For Mehrteilchensysteme the parity operator is first defined analogously for the space of each individual particle, and then continued on the tensor product of the spaces:

Algebraically can the parity operator also by the transformation behavior of the components of the position operator characterize:

Or in other words:

So the parity operator antivertauscht with the position operator:

The same applies for the components of the momentum operator

Conservation of parity and parity violation

Conservation of parity is ensured if the Hamiltonian commutes with the parity operator. As a result, a once present parity eigenvalue for all time remains. Furthermore, there's about a common complete system of eigenstates and, with the consequence that, except for random possible exceptions in the case of degeneracy of energy, all energy eigenstates have a well-defined parity.

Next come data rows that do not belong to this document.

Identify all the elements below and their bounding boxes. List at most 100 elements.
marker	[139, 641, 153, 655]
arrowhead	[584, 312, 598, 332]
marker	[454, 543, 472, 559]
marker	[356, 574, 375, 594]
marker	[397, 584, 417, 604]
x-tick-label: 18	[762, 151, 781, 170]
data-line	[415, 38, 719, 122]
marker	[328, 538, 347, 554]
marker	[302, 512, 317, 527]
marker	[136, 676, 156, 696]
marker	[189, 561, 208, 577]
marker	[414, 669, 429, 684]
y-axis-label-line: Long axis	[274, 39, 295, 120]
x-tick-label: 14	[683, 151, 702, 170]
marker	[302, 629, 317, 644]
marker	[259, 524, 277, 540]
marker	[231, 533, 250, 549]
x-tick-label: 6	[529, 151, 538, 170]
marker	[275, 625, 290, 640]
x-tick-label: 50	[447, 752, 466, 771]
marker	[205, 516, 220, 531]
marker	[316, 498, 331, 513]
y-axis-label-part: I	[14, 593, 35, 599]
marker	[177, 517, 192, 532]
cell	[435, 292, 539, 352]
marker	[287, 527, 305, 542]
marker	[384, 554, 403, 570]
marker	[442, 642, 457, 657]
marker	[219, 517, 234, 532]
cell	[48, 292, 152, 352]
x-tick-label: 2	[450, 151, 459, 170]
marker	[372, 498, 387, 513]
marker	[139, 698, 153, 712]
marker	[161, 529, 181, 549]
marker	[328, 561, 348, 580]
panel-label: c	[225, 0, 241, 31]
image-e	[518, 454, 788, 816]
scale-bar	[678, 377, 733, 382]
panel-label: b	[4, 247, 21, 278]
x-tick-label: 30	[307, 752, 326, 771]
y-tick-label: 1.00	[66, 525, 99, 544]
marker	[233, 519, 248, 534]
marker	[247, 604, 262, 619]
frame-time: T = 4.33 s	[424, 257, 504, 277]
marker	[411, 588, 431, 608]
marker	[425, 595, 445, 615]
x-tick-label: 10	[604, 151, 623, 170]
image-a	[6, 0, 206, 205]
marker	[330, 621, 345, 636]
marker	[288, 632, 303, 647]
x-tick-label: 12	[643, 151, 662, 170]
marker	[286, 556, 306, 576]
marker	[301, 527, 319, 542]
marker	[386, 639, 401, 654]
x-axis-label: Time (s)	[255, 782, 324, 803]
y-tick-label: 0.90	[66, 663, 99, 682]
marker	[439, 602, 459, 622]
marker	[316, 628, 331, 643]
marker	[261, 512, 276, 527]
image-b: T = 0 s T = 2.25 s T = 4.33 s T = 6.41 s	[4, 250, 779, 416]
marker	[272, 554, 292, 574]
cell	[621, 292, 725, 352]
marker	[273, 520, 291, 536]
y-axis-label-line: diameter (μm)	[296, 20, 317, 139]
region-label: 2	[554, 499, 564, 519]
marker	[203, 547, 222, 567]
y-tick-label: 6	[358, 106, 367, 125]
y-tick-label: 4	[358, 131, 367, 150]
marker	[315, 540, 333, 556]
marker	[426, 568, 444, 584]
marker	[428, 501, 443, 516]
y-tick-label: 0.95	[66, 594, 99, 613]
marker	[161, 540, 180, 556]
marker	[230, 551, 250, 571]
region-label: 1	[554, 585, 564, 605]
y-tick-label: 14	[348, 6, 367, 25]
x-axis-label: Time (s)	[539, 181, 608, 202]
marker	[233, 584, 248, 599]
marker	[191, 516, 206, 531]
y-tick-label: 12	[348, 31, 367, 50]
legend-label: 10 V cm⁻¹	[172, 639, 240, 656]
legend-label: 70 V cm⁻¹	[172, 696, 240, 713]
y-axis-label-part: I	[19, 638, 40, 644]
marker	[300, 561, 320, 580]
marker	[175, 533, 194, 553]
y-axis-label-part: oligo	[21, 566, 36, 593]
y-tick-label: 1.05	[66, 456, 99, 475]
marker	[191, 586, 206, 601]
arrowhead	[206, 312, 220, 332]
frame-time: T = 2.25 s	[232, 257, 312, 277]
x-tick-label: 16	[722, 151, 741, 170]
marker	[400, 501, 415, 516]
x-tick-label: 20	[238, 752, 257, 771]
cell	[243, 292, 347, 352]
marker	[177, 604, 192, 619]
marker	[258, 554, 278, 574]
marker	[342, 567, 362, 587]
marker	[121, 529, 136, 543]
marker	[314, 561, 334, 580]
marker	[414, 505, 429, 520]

Due to the observed parity violation of the Hamiltonian must contain a non- interchangeable with the parity operator term. Thus it follows that there are processes in which the initial parity is not conserved, and that, strictly speaking, the energy eigenstates are superpositions of two states of opposite parity. Since this parity-violating term is found only in the weak interaction, the actual observable effects are usually minor, although theoretically significant.

Other dimensions

Considering physical theories other than three dimensions, it should be noted that, in a reversal of even dimension of space coordinates of all no more than one rotation (the determinant ). Therefore, we define for general dimension number parity transformation as the reverse of a coordinate and the procedure is otherwise analogous. This one has the practical disadvantage that it is not possible to respect independent of the system to define a solid matrix such as a parity transformation.